En Arles, ciudad de cincuenta mil habitantes, tuvo la mala suerte de residir hasta chiflarse el santo Van Gogh. ¡Si supiera lo que ha provocado! En los restaurantes sirven “orejas (de cerdo) a la Van Gogh”, en todos los rincones venden girasoles de cerámica, plomo, bronce, estuco, escayola, plástico, para decorar las casas con un toque Van Gogh, la plaza del café está pintada de un amarillo que marea, hay platos, toallas, sábanas, papel higiénico estampado con motivos de Van Gogh. La miseria, el alcoholismo, la locura y el suicidio han producido un torrente de oro despiadado y jovial. Pintura, lo que se dice pintura de Van Gogh, en Arles, no hay ni una. Ni falta que hace.

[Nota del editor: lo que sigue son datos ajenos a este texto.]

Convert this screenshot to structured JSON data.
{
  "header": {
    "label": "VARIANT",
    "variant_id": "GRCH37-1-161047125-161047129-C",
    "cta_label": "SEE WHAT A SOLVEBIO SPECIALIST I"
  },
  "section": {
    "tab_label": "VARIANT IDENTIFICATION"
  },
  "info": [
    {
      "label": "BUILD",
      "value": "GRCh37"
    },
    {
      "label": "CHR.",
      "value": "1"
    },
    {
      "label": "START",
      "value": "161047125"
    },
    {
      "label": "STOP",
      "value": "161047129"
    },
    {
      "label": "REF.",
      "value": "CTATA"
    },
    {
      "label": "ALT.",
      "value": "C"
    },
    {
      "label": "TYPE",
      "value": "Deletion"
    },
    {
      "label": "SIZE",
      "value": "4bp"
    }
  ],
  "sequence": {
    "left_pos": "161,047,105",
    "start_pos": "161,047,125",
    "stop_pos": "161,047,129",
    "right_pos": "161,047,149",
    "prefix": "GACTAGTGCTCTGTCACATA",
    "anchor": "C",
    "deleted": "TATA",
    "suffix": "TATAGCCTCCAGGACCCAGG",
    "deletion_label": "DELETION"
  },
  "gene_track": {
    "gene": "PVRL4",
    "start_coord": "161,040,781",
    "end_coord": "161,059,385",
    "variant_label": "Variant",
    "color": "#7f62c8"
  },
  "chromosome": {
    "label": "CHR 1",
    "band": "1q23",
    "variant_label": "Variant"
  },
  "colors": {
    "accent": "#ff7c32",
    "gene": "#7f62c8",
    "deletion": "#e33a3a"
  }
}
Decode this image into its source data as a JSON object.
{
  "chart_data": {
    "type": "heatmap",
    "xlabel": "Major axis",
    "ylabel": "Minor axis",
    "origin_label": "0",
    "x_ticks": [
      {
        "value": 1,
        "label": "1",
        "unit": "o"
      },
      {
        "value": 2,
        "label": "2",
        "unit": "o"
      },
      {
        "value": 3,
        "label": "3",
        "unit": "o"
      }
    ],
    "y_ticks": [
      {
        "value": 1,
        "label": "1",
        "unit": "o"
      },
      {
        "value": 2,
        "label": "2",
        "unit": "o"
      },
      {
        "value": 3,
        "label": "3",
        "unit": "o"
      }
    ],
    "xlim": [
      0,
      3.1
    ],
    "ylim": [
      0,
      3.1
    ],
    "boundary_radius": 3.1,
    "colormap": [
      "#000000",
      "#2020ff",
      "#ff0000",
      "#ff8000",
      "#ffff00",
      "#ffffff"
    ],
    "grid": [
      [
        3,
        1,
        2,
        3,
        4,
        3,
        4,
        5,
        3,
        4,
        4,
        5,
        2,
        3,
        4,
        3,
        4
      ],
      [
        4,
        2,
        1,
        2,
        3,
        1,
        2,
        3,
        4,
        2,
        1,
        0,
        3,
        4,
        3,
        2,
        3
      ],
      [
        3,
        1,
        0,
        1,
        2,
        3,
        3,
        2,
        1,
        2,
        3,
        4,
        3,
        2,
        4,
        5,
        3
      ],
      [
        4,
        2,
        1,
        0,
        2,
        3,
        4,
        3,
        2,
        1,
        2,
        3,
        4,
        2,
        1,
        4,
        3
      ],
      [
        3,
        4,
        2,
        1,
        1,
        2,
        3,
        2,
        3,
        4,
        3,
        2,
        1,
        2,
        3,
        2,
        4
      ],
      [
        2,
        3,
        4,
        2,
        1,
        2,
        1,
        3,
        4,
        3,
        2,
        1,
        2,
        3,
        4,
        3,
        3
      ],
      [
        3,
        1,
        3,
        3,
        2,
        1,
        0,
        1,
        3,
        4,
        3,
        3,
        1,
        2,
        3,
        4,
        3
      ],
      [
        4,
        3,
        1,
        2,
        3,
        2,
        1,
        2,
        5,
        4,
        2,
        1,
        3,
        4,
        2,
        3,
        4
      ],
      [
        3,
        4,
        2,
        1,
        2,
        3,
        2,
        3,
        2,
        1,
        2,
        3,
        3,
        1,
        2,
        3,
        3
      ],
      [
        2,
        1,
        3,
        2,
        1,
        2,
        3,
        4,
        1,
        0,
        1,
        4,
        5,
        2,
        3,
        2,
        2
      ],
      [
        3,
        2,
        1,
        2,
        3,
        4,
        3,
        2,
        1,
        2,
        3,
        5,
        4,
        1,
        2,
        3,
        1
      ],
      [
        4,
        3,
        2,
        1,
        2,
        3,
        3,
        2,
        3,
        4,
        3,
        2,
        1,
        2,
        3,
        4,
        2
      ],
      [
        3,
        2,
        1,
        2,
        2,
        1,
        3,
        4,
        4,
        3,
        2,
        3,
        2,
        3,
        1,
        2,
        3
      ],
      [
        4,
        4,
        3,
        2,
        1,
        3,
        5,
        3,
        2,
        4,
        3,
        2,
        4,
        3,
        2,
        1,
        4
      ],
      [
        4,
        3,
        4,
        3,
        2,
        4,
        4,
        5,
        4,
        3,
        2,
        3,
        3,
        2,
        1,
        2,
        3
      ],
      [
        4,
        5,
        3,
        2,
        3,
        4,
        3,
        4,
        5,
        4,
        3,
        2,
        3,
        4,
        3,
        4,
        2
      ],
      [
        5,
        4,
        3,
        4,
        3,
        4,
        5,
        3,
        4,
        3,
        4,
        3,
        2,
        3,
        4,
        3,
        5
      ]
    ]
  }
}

Así que te vas desesperando hasta que das con un pueblecito en donde parece no haber cultura alguna que echarse a la boca. ¡Vaya suerte! Un apaño de tres líneas en la Guide Bleue para que no se enfaden los indígenas. Diminuto, destartalado, sucio, estupendo. A la orilla del río han dispuesto unas sillas de plástico en donde sorben filosóficamente su Pernod los lugareños. Sopla una brisa fresca, pides un Pernod, estás feliz: ¡por fin un lugar sin el menor interés cultural!
¡Maldición! En la mesa contigua oyes hablar en inglés. Allí a donde llega el turista anglosajón, allí hay cultura. Nunca falla. Te levantas airado y en cuanto tuerces un callejón te das de narices con el “Espace Lawrence Durrell”. ¡Dios mío!, es cierto, aquí acabó sus días, en la desolación y el alcoholismo, otro infeliz escritor… Su antigua casa es ahora un bloque de apartamentos, absolutamente nadie en Sommieres lo lee, pero algún dinero se le podrá sacar incluso a un tipo como éste, tan cultural, de modo que: “Espace Lawrence Durrell.”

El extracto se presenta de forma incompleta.